We have hopefully learned in recent days, that all we can finally depend on in this world is our own fragile humanity and that human life is inextricably bound together in a common destiny. The theological challenge that rises inevitably in this crisis is the awareness that we alone are our neighbor’s keeper.

In the summer of 1993, throughout the Midwest, the common enemy was once again a flood. “God is making this flood for a reason,” one witness said as she watched dozens of people from as far away as Ohio and New Hampshire trying to keep the Mississippi River out of her backyard just north of St. Louis. “It’s to make us all come together.” However questionable her theology, it is true that whenever natural disaster strikes, people overcome their differences to better struggle against a common foe.

This model can be expanded. All around the world, especially in Africa, on any given day the real enemies are poverty and disease, crime and drugs, bigotry and corruption. Each beleaguers every group, regardless of faith, class, or color. Each hurts everyone outside a small criminal or corrupt element that feeds on our body politic like a cancer. If we were to unite to fight these common maladies of humanity instead of ideological ones, all, both individuals and the commonweal, would benefit.

The same is true of internecine hatred as we presently witness between Palestinians and Israelis, and perhaps now, America and Islamic nations. The question remains, how can we transcend the many temptations to demonize one another, to scapegoat, to attack other members of the one body rather than joining forces against a common enemy? We will only be united when we recognize our own experience of the universal human sacraments—pain and suffering, grief and death—in the lives of others, even our chosen enemies. Death has no respect for persons, races, religions, or ethnic groups. We now know this more than ever perhaps. How do we keep this truth seared in our consciences? Nothing unites us more profoundly than our common suffering and pain. Our mutual destiny, the dust in which all mingle, is the ultimate proof of our kinship.

If there be a God, who, in fact, acts at all in history, I believe that God will only be witnessed through acts of compassion and humility by human beings who act not only as a forceful global community in times of natural calamities, but also as a human community dedicated to the demise of poverty, oppression, tyranny and disease that afflict any nation. Is that expecting too much? If we don’t do it, who will?

A few years ago, in a small town in Israel, a struggling nonsectarian language school suspended classes for three days when a nearby Arab village was flooded by heavy winter rains. The faculty and all the students—Muslims, Christians, and Jews—responded to their neighbors’ emergency, working in shifts around the clock to bail the village out. As uncomprehending Israeli minister of education asked the school’s director, “What do you think you’re doing, when you have your own trouble all around you?’

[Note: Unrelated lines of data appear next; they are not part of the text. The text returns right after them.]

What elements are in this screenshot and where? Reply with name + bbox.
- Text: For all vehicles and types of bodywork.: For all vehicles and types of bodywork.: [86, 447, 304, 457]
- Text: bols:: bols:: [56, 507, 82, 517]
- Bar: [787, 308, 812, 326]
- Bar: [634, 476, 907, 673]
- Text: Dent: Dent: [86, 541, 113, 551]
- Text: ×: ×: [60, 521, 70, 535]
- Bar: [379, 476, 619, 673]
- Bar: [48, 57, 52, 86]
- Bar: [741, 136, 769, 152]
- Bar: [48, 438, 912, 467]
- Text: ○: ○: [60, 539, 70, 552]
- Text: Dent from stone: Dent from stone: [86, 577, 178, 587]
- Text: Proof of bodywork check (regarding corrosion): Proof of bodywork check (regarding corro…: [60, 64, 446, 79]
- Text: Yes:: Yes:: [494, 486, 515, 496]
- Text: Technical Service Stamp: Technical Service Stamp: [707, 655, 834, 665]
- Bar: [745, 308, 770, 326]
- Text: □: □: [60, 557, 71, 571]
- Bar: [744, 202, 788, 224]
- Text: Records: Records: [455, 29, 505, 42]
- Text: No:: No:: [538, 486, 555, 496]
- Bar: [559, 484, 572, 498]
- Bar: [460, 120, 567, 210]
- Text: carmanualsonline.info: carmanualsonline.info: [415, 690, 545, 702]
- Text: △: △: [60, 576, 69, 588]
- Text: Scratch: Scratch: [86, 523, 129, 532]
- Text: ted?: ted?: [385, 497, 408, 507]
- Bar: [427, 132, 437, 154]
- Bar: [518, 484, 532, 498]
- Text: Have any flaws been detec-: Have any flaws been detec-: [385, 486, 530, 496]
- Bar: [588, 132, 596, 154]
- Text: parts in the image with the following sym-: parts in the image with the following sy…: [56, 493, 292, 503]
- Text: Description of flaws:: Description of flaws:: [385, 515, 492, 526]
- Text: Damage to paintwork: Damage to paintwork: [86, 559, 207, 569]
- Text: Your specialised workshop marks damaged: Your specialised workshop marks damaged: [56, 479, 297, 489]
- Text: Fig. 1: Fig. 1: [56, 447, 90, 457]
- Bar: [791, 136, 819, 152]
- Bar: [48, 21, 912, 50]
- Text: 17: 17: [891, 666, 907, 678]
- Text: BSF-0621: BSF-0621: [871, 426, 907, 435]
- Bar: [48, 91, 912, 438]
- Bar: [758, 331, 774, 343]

To which she replied, “What do you mean ‘all around?’ The world is our village.”

A few years ago, we used to sing (we changed the words a little from the original): We’ve got the whole world, in our hands, we’ve got the whole wide world in our hands; we’ve got the whole world in our hands, we’ve got the whole world in our hands.

Well, that’s true to a point, of course. Ultimately, we are not in control. We can’t stop an earthquake, although we can devise better warning systems. But how we respond to death and destruction, poverty and tyranny is up to us. The record of the future will show how we responded. Either we helped the tsunami victims in Asia and the Aids victims in Africa, or we did not. Either we advanced the cause of justice and compassion in the world, or we did not. Either we acted to preserve the beauty and majesty of the planet Earth, or we did not. Either we worked to sustain and nurture our relationships, or we did not.

My New Year prayer is that the record of the future will show that we did.